Jakarta, Suarabersama.com – Sinta Nuriyah, istri Presiden ke-4 Republik Indonesia, Abdurrahman Wahid (Gus Dur), menuntut rehabilitasi nama dan martabat Gus Dur, termasuk pembaruan kurikulum pendidikan, setelah Ketetapan MPR Nomor II/MPR/2001 dicabut. Sinta menyatakan bahwa TAP MPR tersebut menjadi penghalang besar bagi keluarga mereka, karena memberikan kesan bahwa Gus Dur sebagai pelanggar konstitusi, padahal ia dikenal sebagai Bapak Pluralisme.
“Seluruh bentuk publikasi, baik buku pelajaran maupun literatur lain yang berkaitan dengan penurunan Gus Dur berdasarkan TAP MPR harus ditarik dan direvisi,” kata Sinta, seperti yang dilansir pada Senin, 30 September 2024.
Ia menegaskan bahwa tuduhan terhadap Gus Dur tidaklah benar dan yakin bahwa banyak ahli hukum tata negara yang bisa membuktikan bahwa suaminya mengalami kudeta parlementer. “Banyak pakar hukum tata negara yang dapat bersaksi bahwa Gus Dur telah menjadi korban kudeta parlementer, mengingat Indonesia tidak menganut sistem demokrasi parlementer, melainkan sistem presidensial,” jelasnya.

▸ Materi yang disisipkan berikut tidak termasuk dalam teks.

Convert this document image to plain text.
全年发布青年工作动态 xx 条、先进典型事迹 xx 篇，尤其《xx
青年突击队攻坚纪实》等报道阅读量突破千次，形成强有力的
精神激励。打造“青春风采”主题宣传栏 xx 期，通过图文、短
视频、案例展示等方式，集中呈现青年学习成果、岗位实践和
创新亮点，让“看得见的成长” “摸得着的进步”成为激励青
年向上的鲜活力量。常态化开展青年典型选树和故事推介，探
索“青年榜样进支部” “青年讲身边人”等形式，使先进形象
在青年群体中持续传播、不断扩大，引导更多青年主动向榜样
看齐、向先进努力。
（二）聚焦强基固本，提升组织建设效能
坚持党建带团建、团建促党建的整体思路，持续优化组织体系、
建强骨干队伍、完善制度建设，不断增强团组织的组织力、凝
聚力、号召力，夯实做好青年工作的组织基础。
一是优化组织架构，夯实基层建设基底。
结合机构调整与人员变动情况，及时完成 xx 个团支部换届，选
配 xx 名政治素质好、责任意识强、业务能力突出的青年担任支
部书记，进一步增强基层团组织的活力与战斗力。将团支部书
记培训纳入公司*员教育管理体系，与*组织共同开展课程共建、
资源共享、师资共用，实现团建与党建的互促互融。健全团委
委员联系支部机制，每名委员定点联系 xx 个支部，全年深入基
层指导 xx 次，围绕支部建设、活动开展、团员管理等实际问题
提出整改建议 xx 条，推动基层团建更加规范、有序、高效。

Sinta menekankan bahwa tuduhan yang dialamatkan kepada Gus Dur dilakukan melalui prosedur yang keliru, dan hingga saat ini, tidak ada satu pun dari tuduhan tersebut yang terbukti. Meskipun menyadari bahwa permintaan rehabilitasi ini tidaklah mudah, ia berharap pencabutan TAP MPR Nomor II/MPR/2001 dapat menjadi langkah awal menuju landasan hukum yang lebih baik untuk pemulihan nama baik Gus Dur di masa depan.